Curvature penalty is the source of gain: Theoretically RG-VFM = RFM + curvature term; experimentally, RG-VFM-\(M\) achieved the highest Coverage (84.21).
Variationalizing rotations is sufficient: Modifying only the \(SO(3)\) rotation loss in MOFFlow/QFlow/ReQFlow leads to stable performance gains.
Extrinsic variant is virtually cost-free: RG-VFM-\(\mathbb{R}^3\) has identical complexity to VFM while providing geometric awareness (lowest Distance 0.010).

Highlights & Insights¶

Unified both losses via Jacobi fields: RFM looks at the start derivative \(D_\tau J(0)\), while RG-VFM looks at the endpoint \(J(1)\). This cleanly explains why they are equivalent in Euclidean space but diverge on curved surfaces.
Theorizing "endpoint prediction is better": Provides a rigorous theoretical basis (the explicit curvature term) for the empirical observation that endpoint learning performs better.
Zero-overhead geometry injection: If geodesic distance is available in closed form, replacing Euclidean distance with geodesic distance provides geometric awareness without increasing complexity.

Limitations & Future Work¶

The method currently applies only to simple geometries with closed-form geodesics (\(S^n,H^n,T^n,SO(n)\)).
Fair theoretical comparison holds only between intrinsic RG-VFM-\(M\) and RFM.
C2ST results are inconsistent, and L1 loss (Riemannian Laplace) might be better in hyperbolic spaces, suggesting Riemannian Gaussian may not be the optimal posterior in all cases.
It remains to be seen if endpoint \(SO(3)\) loss is sufficient for long-range geometric constraints in even larger biomolecules.

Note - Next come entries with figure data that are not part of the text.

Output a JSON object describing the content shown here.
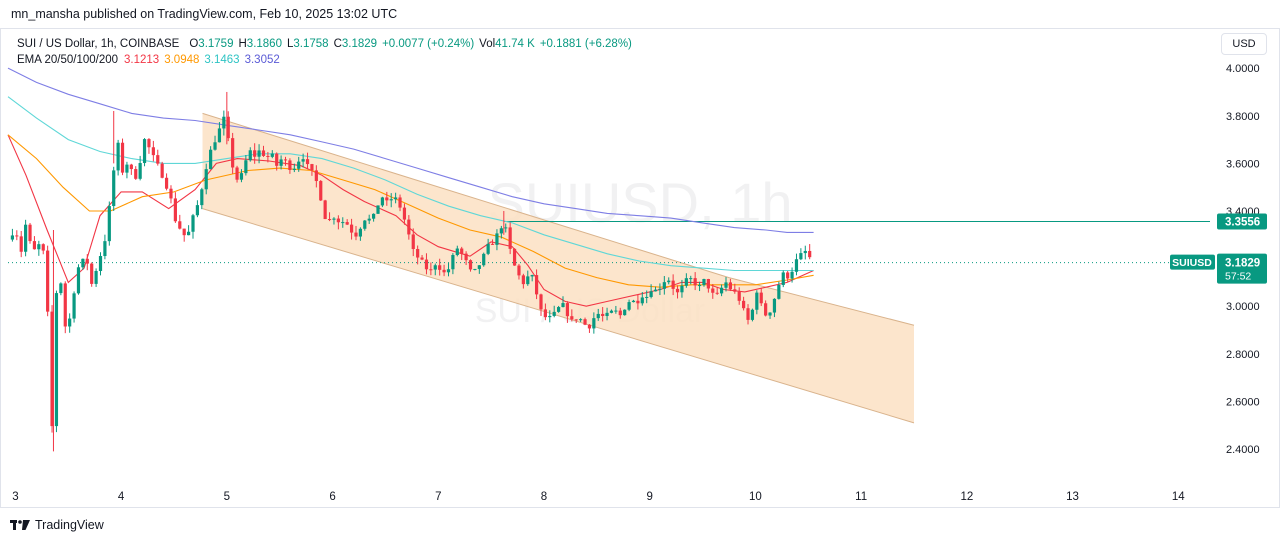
{
  "publisher": "mn_mansha published on TradingView.com, Feb 10, 2025 13:02 UTC",
  "footer_brand": "TradingView",
  "currency_button": "USD",
  "legend": {
    "symbol": "SUI / US Dollar, 1h, COINBASE",
    "o_label": "O",
    "o": "3.1759",
    "h_label": "H",
    "h": "3.1860",
    "l_label": "L",
    "l": "3.1758",
    "c_label": "C",
    "c": "3.1829",
    "change": "+0.0077 (+0.24%)",
    "vol_label": "Vol",
    "vol": "41.74 K",
    "vol_change": "+0.1881 (+6.28%)",
    "ema_label": "EMA 20/50/100/200",
    "ema20": "3.1213",
    "ema50": "3.0948",
    "ema100": "3.1463",
    "ema200": "3.3052"
  },
  "chart_data": {
    "type": "candlestick",
    "symbol": "SUIUSD",
    "interval": "1h",
    "exchange": "COINBASE",
    "watermark": "SUIUSD, 1h",
    "watermark_sub": "SUI / US Dollar",
    "x_ticks": [
      3,
      4,
      5,
      6,
      7,
      8,
      9,
      10,
      11,
      12,
      13,
      14
    ],
    "x_range": [
      2.93,
      14.3
    ],
    "y_ticks": [
      2.4,
      2.6,
      2.8,
      3.0,
      3.2,
      3.4,
      3.6,
      3.8,
      4.0
    ],
    "y_tick_labels": [
      "2.4000",
      "2.6000",
      "2.8000",
      "3.0000",
      "3.2000",
      "3.4000",
      "3.6000",
      "3.8000",
      "4.0000"
    ],
    "y_range": [
      2.27,
      4.135
    ],
    "axis_side": "right",
    "price_labels": [
      {
        "label": "3.3556",
        "value": 3.3556,
        "color": "#089981"
      },
      {
        "label": "3.1829",
        "value": 3.1829,
        "color": "#089981",
        "tag": "SUIUSD",
        "countdown": "57:52"
      }
    ],
    "channel": {
      "color": "#fbe0c3",
      "upper": [
        [
          4.77,
          3.81
        ],
        [
          9.75,
          3.12
        ],
        [
          11.5,
          2.92
        ]
      ],
      "lower": [
        [
          4.77,
          3.41
        ],
        [
          11.5,
          2.51
        ]
      ]
    },
    "horizontal_line": {
      "from_x": 7.62,
      "to_x": 14.3,
      "value": 3.3556,
      "color": "#089981"
    },
    "close_line": {
      "value": 3.1829,
      "color": "#089981",
      "style": "dotted"
    },
    "emas": [
      {
        "name": "EMA 20",
        "color": "#f23645",
        "points": [
          [
            2.93,
            3.72
          ],
          [
            3.1,
            3.55
          ],
          [
            3.3,
            3.32
          ],
          [
            3.5,
            3.1
          ],
          [
            3.65,
            3.16
          ],
          [
            3.8,
            3.38
          ],
          [
            4.0,
            3.48
          ],
          [
            4.2,
            3.48
          ],
          [
            4.45,
            3.41
          ],
          [
            4.7,
            3.49
          ],
          [
            4.9,
            3.6
          ],
          [
            5.1,
            3.62
          ],
          [
            5.4,
            3.61
          ],
          [
            5.7,
            3.59
          ],
          [
            5.9,
            3.55
          ],
          [
            6.1,
            3.49
          ],
          [
            6.3,
            3.44
          ],
          [
            6.6,
            3.38
          ],
          [
            6.8,
            3.3
          ],
          [
            7.0,
            3.25
          ],
          [
            7.3,
            3.21
          ],
          [
            7.5,
            3.27
          ],
          [
            7.7,
            3.25
          ],
          [
            7.85,
            3.17
          ],
          [
            8.0,
            3.07
          ],
          [
            8.2,
            3.02
          ],
          [
            8.4,
            3.0
          ],
          [
            8.6,
            3.02
          ],
          [
            8.9,
            3.05
          ],
          [
            9.1,
            3.07
          ],
          [
            9.3,
            3.1
          ],
          [
            9.5,
            3.1
          ],
          [
            9.7,
            3.07
          ],
          [
            9.9,
            3.06
          ],
          [
            10.1,
            3.08
          ],
          [
            10.3,
            3.1
          ],
          [
            10.5,
            3.14
          ],
          [
            10.55,
            3.15
          ]
        ]
      },
      {
        "name": "EMA 50",
        "color": "#ff9800",
        "points": [
          [
            2.93,
            3.72
          ],
          [
            3.2,
            3.62
          ],
          [
            3.45,
            3.5
          ],
          [
            3.7,
            3.4
          ],
          [
            3.9,
            3.4
          ],
          [
            4.2,
            3.46
          ],
          [
            4.5,
            3.48
          ],
          [
            4.8,
            3.53
          ],
          [
            5.2,
            3.57
          ],
          [
            5.5,
            3.58
          ],
          [
            5.8,
            3.57
          ],
          [
            6.1,
            3.53
          ],
          [
            6.4,
            3.49
          ],
          [
            6.7,
            3.43
          ],
          [
            7.0,
            3.37
          ],
          [
            7.3,
            3.32
          ],
          [
            7.6,
            3.29
          ],
          [
            7.9,
            3.23
          ],
          [
            8.2,
            3.16
          ],
          [
            8.5,
            3.12
          ],
          [
            8.8,
            3.09
          ],
          [
            9.1,
            3.08
          ],
          [
            9.4,
            3.09
          ],
          [
            9.7,
            3.09
          ],
          [
            10.0,
            3.09
          ],
          [
            10.3,
            3.11
          ],
          [
            10.55,
            3.13
          ]
        ]
      },
      {
        "name": "EMA 100",
        "color": "#5fd7d7",
        "points": [
          [
            2.93,
            3.88
          ],
          [
            3.2,
            3.79
          ],
          [
            3.5,
            3.7
          ],
          [
            3.8,
            3.65
          ],
          [
            4.1,
            3.62
          ],
          [
            4.4,
            3.6
          ],
          [
            4.7,
            3.6
          ],
          [
            5.0,
            3.62
          ],
          [
            5.3,
            3.64
          ],
          [
            5.6,
            3.64
          ],
          [
            5.9,
            3.62
          ],
          [
            6.2,
            3.58
          ],
          [
            6.5,
            3.53
          ],
          [
            6.8,
            3.47
          ],
          [
            7.1,
            3.42
          ],
          [
            7.4,
            3.38
          ],
          [
            7.7,
            3.35
          ],
          [
            8.0,
            3.3
          ],
          [
            8.3,
            3.26
          ],
          [
            8.6,
            3.22
          ],
          [
            8.9,
            3.19
          ],
          [
            9.2,
            3.17
          ],
          [
            9.5,
            3.16
          ],
          [
            9.8,
            3.15
          ],
          [
            10.1,
            3.15
          ],
          [
            10.55,
            3.15
          ]
        ]
      },
      {
        "name": "EMA 200",
        "color": "#7e7ee5",
        "points": [
          [
            2.93,
            4.0
          ],
          [
            3.2,
            3.94
          ],
          [
            3.5,
            3.89
          ],
          [
            3.8,
            3.85
          ],
          [
            4.1,
            3.81
          ],
          [
            4.4,
            3.79
          ],
          [
            4.7,
            3.78
          ],
          [
            5.0,
            3.76
          ],
          [
            5.3,
            3.74
          ],
          [
            5.6,
            3.72
          ],
          [
            5.9,
            3.69
          ],
          [
            6.2,
            3.66
          ],
          [
            6.5,
            3.62
          ],
          [
            6.8,
            3.58
          ],
          [
            7.1,
            3.54
          ],
          [
            7.4,
            3.5
          ],
          [
            7.7,
            3.46
          ],
          [
            8.0,
            3.43
          ],
          [
            8.3,
            3.41
          ],
          [
            8.6,
            3.39
          ],
          [
            8.9,
            3.38
          ],
          [
            9.2,
            3.37
          ],
          [
            9.5,
            3.35
          ],
          [
            9.8,
            3.33
          ],
          [
            10.1,
            3.32
          ],
          [
            10.3,
            3.31
          ],
          [
            10.55,
            3.31
          ]
        ]
      }
    ],
    "candle_up_color": "#089981",
    "candle_down_color": "#f23645",
    "price_path": [
      [
        2.93,
        3.28
      ],
      [
        3.0,
        3.33
      ],
      [
        3.05,
        3.22
      ],
      [
        3.1,
        3.35
      ],
      [
        3.15,
        3.24
      ],
      [
        3.2,
        3.23
      ],
      [
        3.25,
        3.29
      ],
      [
        3.3,
        3.05
      ],
      [
        3.33,
        2.55
      ],
      [
        3.36,
        2.45
      ],
      [
        3.38,
        3.05
      ],
      [
        3.43,
        3.1
      ],
      [
        3.48,
        2.88
      ],
      [
        3.53,
        2.98
      ],
      [
        3.58,
        3.15
      ],
      [
        3.63,
        3.19
      ],
      [
        3.7,
        3.18
      ],
      [
        3.73,
        3.06
      ],
      [
        3.78,
        3.2
      ],
      [
        3.83,
        3.23
      ],
      [
        3.88,
        3.38
      ],
      [
        3.93,
        3.57
      ],
      [
        3.97,
        3.68
      ],
      [
        4.02,
        3.55
      ],
      [
        4.07,
        3.62
      ],
      [
        4.12,
        3.52
      ],
      [
        4.17,
        3.59
      ],
      [
        4.22,
        3.7
      ],
      [
        4.27,
        3.66
      ],
      [
        4.32,
        3.61
      ],
      [
        4.37,
        3.57
      ],
      [
        4.42,
        3.52
      ],
      [
        4.47,
        3.45
      ],
      [
        4.52,
        3.35
      ],
      [
        4.57,
        3.32
      ],
      [
        4.62,
        3.28
      ],
      [
        4.67,
        3.36
      ],
      [
        4.72,
        3.42
      ],
      [
        4.77,
        3.51
      ],
      [
        4.82,
        3.62
      ],
      [
        4.87,
        3.68
      ],
      [
        4.92,
        3.73
      ],
      [
        4.97,
        3.79
      ],
      [
        5.02,
        3.68
      ],
      [
        5.07,
        3.55
      ],
      [
        5.12,
        3.52
      ],
      [
        5.17,
        3.6
      ],
      [
        5.22,
        3.65
      ],
      [
        5.27,
        3.63
      ],
      [
        5.32,
        3.66
      ],
      [
        5.37,
        3.62
      ],
      [
        5.42,
        3.64
      ],
      [
        5.47,
        3.59
      ],
      [
        5.52,
        3.62
      ],
      [
        5.57,
        3.6
      ],
      [
        5.62,
        3.57
      ],
      [
        5.67,
        3.61
      ],
      [
        5.72,
        3.63
      ],
      [
        5.77,
        3.58
      ],
      [
        5.82,
        3.55
      ],
      [
        5.87,
        3.5
      ],
      [
        5.92,
        3.38
      ],
      [
        5.97,
        3.36
      ],
      [
        6.02,
        3.38
      ],
      [
        6.07,
        3.35
      ],
      [
        6.12,
        3.36
      ],
      [
        6.17,
        3.32
      ],
      [
        6.22,
        3.3
      ],
      [
        6.27,
        3.34
      ],
      [
        6.32,
        3.38
      ],
      [
        6.37,
        3.35
      ],
      [
        6.42,
        3.42
      ],
      [
        6.47,
        3.46
      ],
      [
        6.52,
        3.43
      ],
      [
        6.57,
        3.46
      ],
      [
        6.62,
        3.44
      ],
      [
        6.67,
        3.38
      ],
      [
        6.72,
        3.3
      ],
      [
        6.77,
        3.22
      ],
      [
        6.82,
        3.2
      ],
      [
        6.87,
        3.17
      ],
      [
        6.92,
        3.14
      ],
      [
        6.97,
        3.18
      ],
      [
        7.02,
        3.16
      ],
      [
        7.07,
        3.13
      ],
      [
        7.12,
        3.18
      ],
      [
        7.17,
        3.25
      ],
      [
        7.22,
        3.22
      ],
      [
        7.27,
        3.18
      ],
      [
        7.32,
        3.13
      ],
      [
        7.37,
        3.16
      ],
      [
        7.42,
        3.2
      ],
      [
        7.47,
        3.25
      ],
      [
        7.52,
        3.27
      ],
      [
        7.57,
        3.31
      ],
      [
        7.62,
        3.36
      ],
      [
        7.67,
        3.25
      ],
      [
        7.72,
        3.17
      ],
      [
        7.77,
        3.12
      ],
      [
        7.82,
        3.09
      ],
      [
        7.87,
        3.15
      ],
      [
        7.92,
        3.07
      ],
      [
        7.97,
        2.98
      ],
      [
        8.02,
        2.95
      ],
      [
        8.07,
        2.95
      ],
      [
        8.12,
        2.98
      ],
      [
        8.17,
        3.01
      ],
      [
        8.22,
        2.97
      ],
      [
        8.27,
        2.93
      ],
      [
        8.32,
        2.96
      ],
      [
        8.37,
        2.93
      ],
      [
        8.42,
        2.91
      ],
      [
        8.47,
        2.95
      ],
      [
        8.52,
        2.97
      ],
      [
        8.57,
        2.95
      ],
      [
        8.62,
        2.97
      ],
      [
        8.67,
        2.98
      ],
      [
        8.72,
        2.96
      ],
      [
        8.77,
        3.0
      ],
      [
        8.82,
        3.03
      ],
      [
        8.87,
        3.01
      ],
      [
        8.92,
        3.05
      ],
      [
        8.97,
        3.04
      ],
      [
        9.02,
        3.08
      ],
      [
        9.07,
        3.06
      ],
      [
        9.12,
        3.1
      ],
      [
        9.17,
        3.12
      ],
      [
        9.22,
        3.08
      ],
      [
        9.27,
        3.05
      ],
      [
        9.32,
        3.09
      ],
      [
        9.37,
        3.12
      ],
      [
        9.42,
        3.1
      ],
      [
        9.47,
        3.08
      ],
      [
        9.52,
        3.11
      ],
      [
        9.57,
        3.07
      ],
      [
        9.62,
        3.03
      ],
      [
        9.67,
        3.07
      ],
      [
        9.72,
        3.1
      ],
      [
        9.77,
        3.07
      ],
      [
        9.82,
        3.05
      ],
      [
        9.87,
        3.01
      ],
      [
        9.92,
        2.93
      ],
      [
        9.97,
        2.98
      ],
      [
        10.02,
        3.08
      ],
      [
        10.07,
        2.97
      ],
      [
        10.12,
        2.96
      ],
      [
        10.17,
        3.02
      ],
      [
        10.22,
        3.09
      ],
      [
        10.27,
        3.14
      ],
      [
        10.32,
        3.12
      ],
      [
        10.37,
        3.18
      ],
      [
        10.42,
        3.21
      ],
      [
        10.47,
        3.23
      ],
      [
        10.52,
        3.2
      ],
      [
        10.55,
        3.1829
      ]
    ]
  }
}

vs RFM (Chen & Lipman 2024): RFM matches velocity in tangent space, which is a first-order approximation of the RG-VFM endpoint loss. This paper proves the difference is a curvature penalty.
vs VFM / CatFlow (Eijkelboom 2024): VFM predicts endpoints in Euclidean space; this work generalizes it to manifolds using a Riemannian Gaussian posterior.
vs MOFFlow / QFlow / ReQFlow: These use RFM-style velocity loss for rotations; this work completes the variationalization by changing the rotation loss to geodesic endpoint distance.

Rating¶

Novelty: ⭐⭐⭐⭐⭐ High. Using Jacobi fields to unify losses and pinpoint the curvature penalty term is a powerful and explanatory theoretical perspective.
Experimental Thoroughness: ⭐⭐⭐⭐ Good. Covers synthetic, MOF, and protein tasks, though some metrics (C2ST) lack consistent superiority.
Writing Quality: ⭐⭐⭐⭐⭐ Excellent. Clear progression from motivation to Jacobi field derivation.
Value: ⭐⭐⭐⭐ High. Provides a theoretical foundation for endpoint learning and offers a plug-and-play improvement for manifold generators.